Солнцеликая Гвеновид не требовала от подданных немедленно избавиться от главного атрибута светской жизни, но приближенным ее величества настоятельно рекомендовалось воздержаться от иллюзий. А вслед за первыми мастерами и Малым советом нововведение подхватили и остальные. Ветер перемен сдувал кружева и перья, являя миру новые лица Айоны — курносые и прямые, скуластые, веснушчатые, бородатые, тонкогубые. Но главное — открытые перед собой и другими, не боящиеся смело взглянуть в лицо врагу и искренне улыбнуться другу.
Конечно же, оставались те, кто был не готов расстаться с маской, долгие годы служившей им вторым лицом. Я видела и таких — стыдливо приглушавших яркие краски иллюзий, чтобы держать положенный траур, и отворачивавшихся, встретившись глазами с соседом по креслу в Большом совете, уже избавившимся от шлема Стального рыцаря. Но их было меньшинство. Чем ближе я подходила к Малому тронному залу, где заседала новоиспеченная Императрица, тем чаще встречала мужчин и даже женщин, оставивших позади времена былого карнавала.

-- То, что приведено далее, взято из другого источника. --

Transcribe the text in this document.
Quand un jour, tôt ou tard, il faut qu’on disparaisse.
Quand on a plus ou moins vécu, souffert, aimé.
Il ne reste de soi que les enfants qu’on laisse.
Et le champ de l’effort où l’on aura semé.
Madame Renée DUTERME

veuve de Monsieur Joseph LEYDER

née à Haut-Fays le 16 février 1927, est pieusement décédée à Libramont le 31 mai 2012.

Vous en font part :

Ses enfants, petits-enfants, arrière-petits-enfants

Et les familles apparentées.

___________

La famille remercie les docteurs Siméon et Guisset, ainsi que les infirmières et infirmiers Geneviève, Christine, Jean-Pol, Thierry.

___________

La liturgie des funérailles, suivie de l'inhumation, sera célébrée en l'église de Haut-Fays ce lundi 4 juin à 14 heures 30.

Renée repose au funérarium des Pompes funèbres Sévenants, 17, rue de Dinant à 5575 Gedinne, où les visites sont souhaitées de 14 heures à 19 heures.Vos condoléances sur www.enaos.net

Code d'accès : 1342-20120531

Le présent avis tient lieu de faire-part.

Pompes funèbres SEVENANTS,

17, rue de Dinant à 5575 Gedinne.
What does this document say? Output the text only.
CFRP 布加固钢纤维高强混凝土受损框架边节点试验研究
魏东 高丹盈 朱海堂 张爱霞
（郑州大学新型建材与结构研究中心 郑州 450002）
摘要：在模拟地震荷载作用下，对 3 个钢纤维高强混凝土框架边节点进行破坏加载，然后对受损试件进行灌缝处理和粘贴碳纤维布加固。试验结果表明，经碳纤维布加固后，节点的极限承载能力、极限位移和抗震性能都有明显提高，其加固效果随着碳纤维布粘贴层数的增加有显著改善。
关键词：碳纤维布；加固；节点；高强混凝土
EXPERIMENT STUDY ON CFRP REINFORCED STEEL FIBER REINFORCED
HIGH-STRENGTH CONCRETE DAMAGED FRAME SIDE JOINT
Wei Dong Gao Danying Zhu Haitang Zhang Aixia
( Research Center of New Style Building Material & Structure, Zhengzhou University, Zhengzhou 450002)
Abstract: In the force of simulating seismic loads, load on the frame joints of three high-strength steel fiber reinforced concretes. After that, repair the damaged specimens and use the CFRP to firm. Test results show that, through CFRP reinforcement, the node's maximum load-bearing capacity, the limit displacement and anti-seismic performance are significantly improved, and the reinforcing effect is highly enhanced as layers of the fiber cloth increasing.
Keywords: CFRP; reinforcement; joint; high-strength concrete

Они сдержанно улыбались мне, некоторые склоняли голову в поклоне. Я приседала в ответном реверансе, чувствуя сердцем, что тогда, в убежище лорда Голдена, сделала верный выбор.
Солнцеликая Гвеновид принесла в Айону долгожданное обновление.
— Герцогиня Эверли Митчел, ваше величество! — объявил слуга, распахивая передо мной тяжелые двери.
Малый тронный зал, место заседания Малого совета, состоявшего из небольшой группы особо приближенных придворных правителя, несмотря на послеобеденное время, был погружен во мрак. Черные шторы, черный бархат покровов — траур соблюдался безукоризненно. Сама Солнцеликая Гвеновид также была одета в черное платье, подчеркивавшее худобу жилистого тела северянки и молочную белизну кожи. Светлые волосы были убраны под сетчатую вуаль, расшитую черным жемчугом. И только корона из чистого света сияла силой семи стихий, соперничая в яркости с царственной синевой глаз Императрицы.
Императрица была одна — если не считать горной рыси. Пятнистая хищница, защитница и спутница бывшей фрейлендской принцессы, лениво посмотрела на меня и вновь растянулась на ступенях у ног хозяйки. Глаза диковинного зверя светились синевой.
— Леди Митчел, — Солнцеликая Гвеновид привстала со своего места, жестом приглашая меня подойти ближе.